- Date: December 26, 2017
- Season: 2017
- Stadium: Cotton Bowl
- Location: Dallas, Texas
- MVP: Julian Blackmon (CB, Utah)
- Referee: Jeff Maconaghy (ACC)
- Attendance: 20,507

United States TV coverage
- Network: ESPN
- Announcers: Roy Philpott, Rene Ingoglia, Kris Budden

= 2017 Heart of Dallas Bowl =

The 2017 Heart of Dallas Bowl was an American college football bowl game played on December 26, 2017, at the Cotton Bowl in Dallas, Texas. It was one of the 2017–18 bowl games concluding the 2017 FBS football season. The 8th edition of the Heart of Dallas Bowl, it was sponsored by fast food chicken restaurant Zaxby's, and was officially known as the Zaxby's Heart of Dallas Bowl.

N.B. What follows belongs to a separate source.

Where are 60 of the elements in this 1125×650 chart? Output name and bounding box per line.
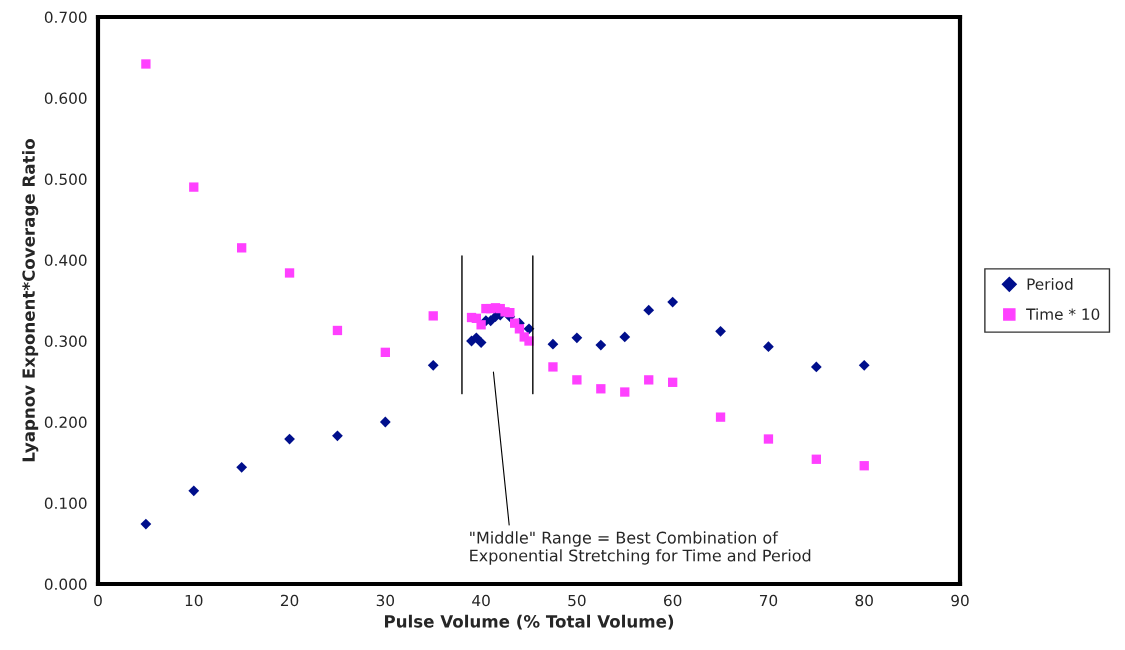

The game featured the Utah Utes from the Pac-12 Conference against the West Virginia Mountaineers from the Big 12 Conference. Utah defeated West Virginia, 30–14.

==Team selection==
The game featured conference tie-ins with teams from Conference USA and the Big 12 Conference. However, the bowl instead invited a team from the Pac-12 Conference. This was the second all-time meeting between the two schools, with the first occurring in the 1964 Liberty Bowl. It was the first Heart of Dallas Bowl for each team.

==Game summary==
===Scoring summary===

Scoring summary
| Quarter | Time | Drive |  |  | Team | Scoring information | Score |  |
| Plays | Yards | TOP | Utah | WVU |
| 1 | 11:37 | 4 | 83 | 1:38 | Utah | Zack Moss 58-yard touchdown run, Matt Gay kick good | 7 | 0 |
| 2 | 13:09 | 11 | 67 | 4:29 | WVU | 28-yard field goal by Evan Staley | 7 | 3 |
| 2 | 5:46 | 3 | 13 | 1:19 | Utah | Tyler Huntley 2-yard touchdown run, Matt Gay kick good | 14 | 3 |
| 2 | 1:08 | 9 | 56 | 3:12 | Utah | 29-yard field goal by Matt Gay | 17 | 3 |
| 3 | 6:43 | 4 | 0 | 1:02 | WVU | 26-yard field goal by Evan Staley | 17 | 6 |
| 4 | 13:59 | 7 | 39 | 2:35 | Utah | Tyler Huntley 2-yard touchdown run, Matt Gay kick good | 24 | 6 |
| 4 | 11:38 | 4 | 7 | 1:38 | Utah | 26-yard field goal by Matt Gay | 27 | 6 |
| 4 | 4:15 | 8 | 20 | 4:03 | Utah | 24-yard field goal by Matt Gay | 30 | 6 |
| 4 | 1:58 | 5 | 67 | 2:17 | WVU | Ka'Raun White 18-yard touchdown reception from Chris Chugunov, 2-point pass good | 30 | 14 |
| "TOP" = time of possession. For other American football terms, see Glossary of American football. |  |  |  |  |  |  | 30 | 14 |

===Statistics===

| Statistics | Utah | WVU |
|---|---|---|
| First downs | 19 | 6 |
| Plays–yards | 80 | 51 |
| Rushes–yards | 53–197 | 21–29 |
| Passing yards | 165 | 124 |
| Passing: Comp–Att–Int | 12–27–0 | 10–30–2 |
| Time of possession | 38:34 | 21:26 |

| Team | Category | Player | Statistics |
| Utah | Passing | Tyler Huntley | 12/26, 165 yds |
| Rushing | Zack Moss | 20 car, 150 yds, 1 TD |
| Receiving | Darren Carrington II | 4 rec, 62 yds |
| West Virginia | Passing | Chris Chugunov | 9/28, 129 yds, 1 TD, 2 INT |
| Rushing | Kennedy McCoy | 14 car, 31 yds |
| Receiving | Gary Jennings | 3 rec, 66 yds |

|  | 1 | 2 | 3 | 4 | Total |
|---|---|---|---|---|---|
| Utes | 7 | 10 | 0 | 13 | 30 |
| Mountaineers | 0 | 3 | 3 | 8 | 14 |

==Media==
The game was broadcast by ESPN, and kicked off at 1:30 p.m. ET.